In each assignment students work through three stages: writing on the topic, refining understanding by training to review on the topic, and assessment of peers’ and ones’ own articulation of the topic. In research studies on learning, classes typically show 10-15% gains on exams on the topics that have involved CPR pedagogy. Creating an assignment that achieves these improvements, however, can be a daunting task. A well-designed assignment requires both expertise in the discipline and an understanding of common student misconceptions and misunderstandings on the topic. (And also many hours!)

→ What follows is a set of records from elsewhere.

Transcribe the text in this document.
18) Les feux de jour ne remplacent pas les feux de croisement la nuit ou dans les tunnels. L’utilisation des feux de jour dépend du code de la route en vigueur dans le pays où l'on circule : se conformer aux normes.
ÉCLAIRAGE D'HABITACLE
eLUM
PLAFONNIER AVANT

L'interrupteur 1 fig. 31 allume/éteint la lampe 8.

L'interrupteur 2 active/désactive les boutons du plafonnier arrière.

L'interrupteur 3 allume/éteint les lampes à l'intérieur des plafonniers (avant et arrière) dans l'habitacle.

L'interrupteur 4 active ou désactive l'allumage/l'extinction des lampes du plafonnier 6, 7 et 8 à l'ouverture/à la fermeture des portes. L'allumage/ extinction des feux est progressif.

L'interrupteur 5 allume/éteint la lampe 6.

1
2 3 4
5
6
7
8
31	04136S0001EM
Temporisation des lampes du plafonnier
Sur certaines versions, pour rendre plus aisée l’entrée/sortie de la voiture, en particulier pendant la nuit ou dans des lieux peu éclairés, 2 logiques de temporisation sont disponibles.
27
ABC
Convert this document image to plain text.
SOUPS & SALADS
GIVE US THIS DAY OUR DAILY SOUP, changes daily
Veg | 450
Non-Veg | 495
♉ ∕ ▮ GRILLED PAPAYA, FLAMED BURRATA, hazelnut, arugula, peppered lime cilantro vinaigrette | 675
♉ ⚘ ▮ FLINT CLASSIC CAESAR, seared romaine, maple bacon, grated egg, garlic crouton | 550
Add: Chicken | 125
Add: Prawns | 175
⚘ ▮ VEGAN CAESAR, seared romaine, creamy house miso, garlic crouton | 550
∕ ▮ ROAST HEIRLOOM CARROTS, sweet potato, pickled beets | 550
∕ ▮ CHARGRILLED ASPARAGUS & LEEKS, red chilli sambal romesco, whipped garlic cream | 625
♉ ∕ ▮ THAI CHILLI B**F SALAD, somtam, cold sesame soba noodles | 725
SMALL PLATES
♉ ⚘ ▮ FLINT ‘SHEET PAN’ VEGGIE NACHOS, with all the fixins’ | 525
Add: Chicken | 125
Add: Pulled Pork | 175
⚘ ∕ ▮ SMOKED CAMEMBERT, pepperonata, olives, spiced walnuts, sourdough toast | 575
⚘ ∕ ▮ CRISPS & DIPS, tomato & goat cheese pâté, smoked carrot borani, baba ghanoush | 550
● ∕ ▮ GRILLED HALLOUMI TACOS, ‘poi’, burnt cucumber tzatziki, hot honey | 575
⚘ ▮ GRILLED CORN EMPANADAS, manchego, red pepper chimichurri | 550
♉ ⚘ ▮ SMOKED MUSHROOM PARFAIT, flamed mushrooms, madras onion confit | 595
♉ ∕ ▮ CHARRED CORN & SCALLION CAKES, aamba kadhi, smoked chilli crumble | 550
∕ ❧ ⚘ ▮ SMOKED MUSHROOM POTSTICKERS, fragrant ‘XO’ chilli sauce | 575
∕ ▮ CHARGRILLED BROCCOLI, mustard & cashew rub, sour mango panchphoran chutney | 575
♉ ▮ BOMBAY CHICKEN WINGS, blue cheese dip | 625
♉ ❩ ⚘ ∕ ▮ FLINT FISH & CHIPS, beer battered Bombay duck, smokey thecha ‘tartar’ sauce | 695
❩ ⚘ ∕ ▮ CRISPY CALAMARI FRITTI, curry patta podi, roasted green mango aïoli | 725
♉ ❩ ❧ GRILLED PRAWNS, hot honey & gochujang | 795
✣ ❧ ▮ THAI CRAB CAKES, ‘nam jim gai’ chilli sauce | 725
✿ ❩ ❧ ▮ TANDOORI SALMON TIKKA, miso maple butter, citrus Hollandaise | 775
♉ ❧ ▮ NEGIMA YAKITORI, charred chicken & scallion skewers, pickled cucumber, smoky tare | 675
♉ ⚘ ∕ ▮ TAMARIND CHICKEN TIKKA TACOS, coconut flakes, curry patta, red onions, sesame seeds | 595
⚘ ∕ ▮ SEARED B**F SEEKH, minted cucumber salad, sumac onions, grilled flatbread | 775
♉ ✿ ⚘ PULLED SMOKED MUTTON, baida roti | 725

To reduce this development load, CPR now allows instructors to share their assignments, which are housed in a Central CPR Library server. New faculty can see how others have addressed a topic, use an existing assignment as is, or modify it to meet their local needs. In addition, the secure Central Library maintains a citation record of the original author, the number of times and places an assignment has been used, and most importantly the modifications others have made as they adapt the assignment to their own classes. In maintaining this citation index, CPR provides a resource that also documents the creation of curricular materials and their impact on the field. It thus, becomes a permanent external record of the Scholarship of Teaching of a CPR author.
About the Speaker: Arlene Russell is a Senior Lecturer at UCLA in both the Department of Chemistry and Biochemistry and in the Department of Education. She has been active in Chemical Education for over 30 years. She is the campus Faculty Director of the UCLA California Teach Program and co-chair of the new Science Education minor. She is also director of the Lower Division Undergraduate Laboratory Program and teaches the range of general chemistry courses in this area. At the graduate level she teaches technical writing, a seminar in Issues in Teaching in Higher Education for science and engineering graduate students and post-docs who are planning on academic careers. She is project director of Calibrated Peer Review (CPR), a widely adopted on-line writing program that involves student writing, training as a reviewer, and peer reviewing and serves all disciplines. She has been involved in national assessment activities for 25 years as chair of the California Chemistry Diagnostic Test committee, which develops and validates a national test for placement of students in entry–level college chemistry courses. She was the 2011 Chair of the Division of Chemical Education of the American Chemical Society. Her work in science education has been recognized by awards from the New York Film and Television Association for excellence in science videotape production; the Smithsonian Institution for her educational innovation using technology, the Chemistry Manufacturing Association for her outstanding college chemistry teaching, and the UCLA Brian Copenhaver Award for Innovation for Teaching with Technology for the development and implementation of CPR. She was elected as a Fellow of the American Chemical Society in 2014.